One of the goals I had with my merit badge program was to have fodder for my blog posts.  I’ve been learning all about architecture for the past month or so but I’ve not felt comfortable sharing.  The reason is that I lack focus.  I am like a kid in a toy store.  Everything is cool.  My poor husband gets this look on his face every time I start talking about what I’ve learned.  I think it’s the same look I give him when he starts talking about WWE.

Architecture is a vast field.  I’ve been learning about housing features (which could be an entire blog on its own) and housing styles (ditto).  But what has been the most recent foray into architecture education for me has been on sustainable architecture.

Sustainable has become a buzzword, a trend, but most people don’t really seem to understand what it means to build sustainably.  I read one article from an architecture magazine that claimed even architects don’t understand.  The author criticized the belief that projects today shouldn’t have to follow green guidelines because they are already green enough.

I read blog posts that were criticized for having misinformation or outdated statistics or skewed information.  That’s the problem with how we access information today.  I will state, for the record, I am not an architect.  I have had no formal education.  I’ve just spent my time lately online, in books and watching videos on the subject.
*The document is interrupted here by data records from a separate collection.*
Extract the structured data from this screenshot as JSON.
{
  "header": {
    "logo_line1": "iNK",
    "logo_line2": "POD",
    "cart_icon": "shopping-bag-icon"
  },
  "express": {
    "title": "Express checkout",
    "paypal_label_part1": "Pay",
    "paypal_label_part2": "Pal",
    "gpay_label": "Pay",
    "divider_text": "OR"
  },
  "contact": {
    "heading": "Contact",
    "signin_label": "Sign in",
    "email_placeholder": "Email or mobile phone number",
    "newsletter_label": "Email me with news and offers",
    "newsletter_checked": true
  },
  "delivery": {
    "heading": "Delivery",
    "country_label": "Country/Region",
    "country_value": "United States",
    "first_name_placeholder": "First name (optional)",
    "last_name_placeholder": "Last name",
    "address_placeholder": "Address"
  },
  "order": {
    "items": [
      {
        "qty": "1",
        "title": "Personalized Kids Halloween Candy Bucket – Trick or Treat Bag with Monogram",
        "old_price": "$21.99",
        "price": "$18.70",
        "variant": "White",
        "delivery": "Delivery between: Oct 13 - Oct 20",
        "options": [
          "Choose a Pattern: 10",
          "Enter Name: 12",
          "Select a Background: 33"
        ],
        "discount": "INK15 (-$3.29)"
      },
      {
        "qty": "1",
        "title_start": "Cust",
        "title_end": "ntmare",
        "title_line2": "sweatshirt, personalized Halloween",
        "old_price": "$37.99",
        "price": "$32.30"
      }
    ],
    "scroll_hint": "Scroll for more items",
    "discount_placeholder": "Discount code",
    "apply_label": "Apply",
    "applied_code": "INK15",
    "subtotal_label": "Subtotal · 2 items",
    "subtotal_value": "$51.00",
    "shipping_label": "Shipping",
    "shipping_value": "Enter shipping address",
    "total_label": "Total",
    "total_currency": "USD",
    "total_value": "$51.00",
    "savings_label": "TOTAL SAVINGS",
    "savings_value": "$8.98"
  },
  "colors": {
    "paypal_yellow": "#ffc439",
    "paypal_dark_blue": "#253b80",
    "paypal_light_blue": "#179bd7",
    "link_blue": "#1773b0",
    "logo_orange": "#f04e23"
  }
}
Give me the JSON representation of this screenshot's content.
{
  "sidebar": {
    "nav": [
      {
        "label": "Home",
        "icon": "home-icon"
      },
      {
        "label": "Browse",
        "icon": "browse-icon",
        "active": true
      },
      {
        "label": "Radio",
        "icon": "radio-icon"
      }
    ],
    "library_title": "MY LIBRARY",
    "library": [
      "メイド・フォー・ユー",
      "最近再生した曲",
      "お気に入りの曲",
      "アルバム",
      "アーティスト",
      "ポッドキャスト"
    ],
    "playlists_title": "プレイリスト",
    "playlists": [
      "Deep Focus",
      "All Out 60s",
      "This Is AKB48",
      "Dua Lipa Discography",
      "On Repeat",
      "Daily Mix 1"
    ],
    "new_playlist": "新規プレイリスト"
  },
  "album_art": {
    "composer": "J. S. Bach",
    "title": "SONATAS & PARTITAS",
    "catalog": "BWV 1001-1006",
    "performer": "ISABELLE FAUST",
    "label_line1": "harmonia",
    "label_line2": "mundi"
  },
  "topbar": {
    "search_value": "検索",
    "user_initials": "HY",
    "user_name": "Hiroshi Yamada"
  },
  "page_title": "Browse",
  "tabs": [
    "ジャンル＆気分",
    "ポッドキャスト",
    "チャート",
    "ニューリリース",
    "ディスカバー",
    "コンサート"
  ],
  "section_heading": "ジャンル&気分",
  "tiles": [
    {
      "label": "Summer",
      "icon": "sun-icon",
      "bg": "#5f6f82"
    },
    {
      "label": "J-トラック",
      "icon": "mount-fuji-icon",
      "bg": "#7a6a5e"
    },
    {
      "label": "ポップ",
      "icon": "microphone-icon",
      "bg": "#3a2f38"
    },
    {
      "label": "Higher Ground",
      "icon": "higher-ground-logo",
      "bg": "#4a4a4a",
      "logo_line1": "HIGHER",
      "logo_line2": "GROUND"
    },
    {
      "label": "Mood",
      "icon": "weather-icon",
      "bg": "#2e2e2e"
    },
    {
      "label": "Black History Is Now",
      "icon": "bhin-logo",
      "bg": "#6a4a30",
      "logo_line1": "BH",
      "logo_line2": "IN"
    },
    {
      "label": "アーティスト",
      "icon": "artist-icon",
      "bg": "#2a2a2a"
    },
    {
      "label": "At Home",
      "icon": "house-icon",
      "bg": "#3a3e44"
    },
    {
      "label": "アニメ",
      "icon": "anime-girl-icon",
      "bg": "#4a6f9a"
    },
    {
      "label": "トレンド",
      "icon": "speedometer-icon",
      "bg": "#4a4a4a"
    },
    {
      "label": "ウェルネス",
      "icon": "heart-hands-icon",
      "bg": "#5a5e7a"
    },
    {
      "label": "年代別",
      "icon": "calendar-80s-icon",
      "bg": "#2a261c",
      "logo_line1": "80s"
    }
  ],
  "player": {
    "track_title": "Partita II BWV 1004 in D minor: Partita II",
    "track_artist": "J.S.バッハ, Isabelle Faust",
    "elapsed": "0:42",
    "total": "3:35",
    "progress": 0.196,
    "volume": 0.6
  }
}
So what does sustainable architecture mean? The official definition – the creation of buildings for which only renewable resources are consumed throughout the process of design, construction, and operation.  While this can’t happen at 100% with our current capabilities, we are able to build in such a way that we reduce the impact each building has on our planet.

This doesn’t just include building materials but how materials are manufactured and transported as well as components and equipment used.

When it comes down to it, sustainable architecture asks six questions about the project:
Does it save energy?
Does it use the space efficiently?
Does it reduce waste?
Does it save water?
Does it affect air quality?
Does it protect the integrity of the building site?

While strawbale adobes are the “poster child” for sustainable architecture, they are not the only type of house.  You can have your basic house, that looks like a house, and still have it be sustainable.  It just requires a little more thought into each aspect of the house.

I was fortunate enough to find the show Building Green at my library.  You may be able to find some of the episodes on Youtube.  That was a great introduction to all the nuances of sustainable architecture.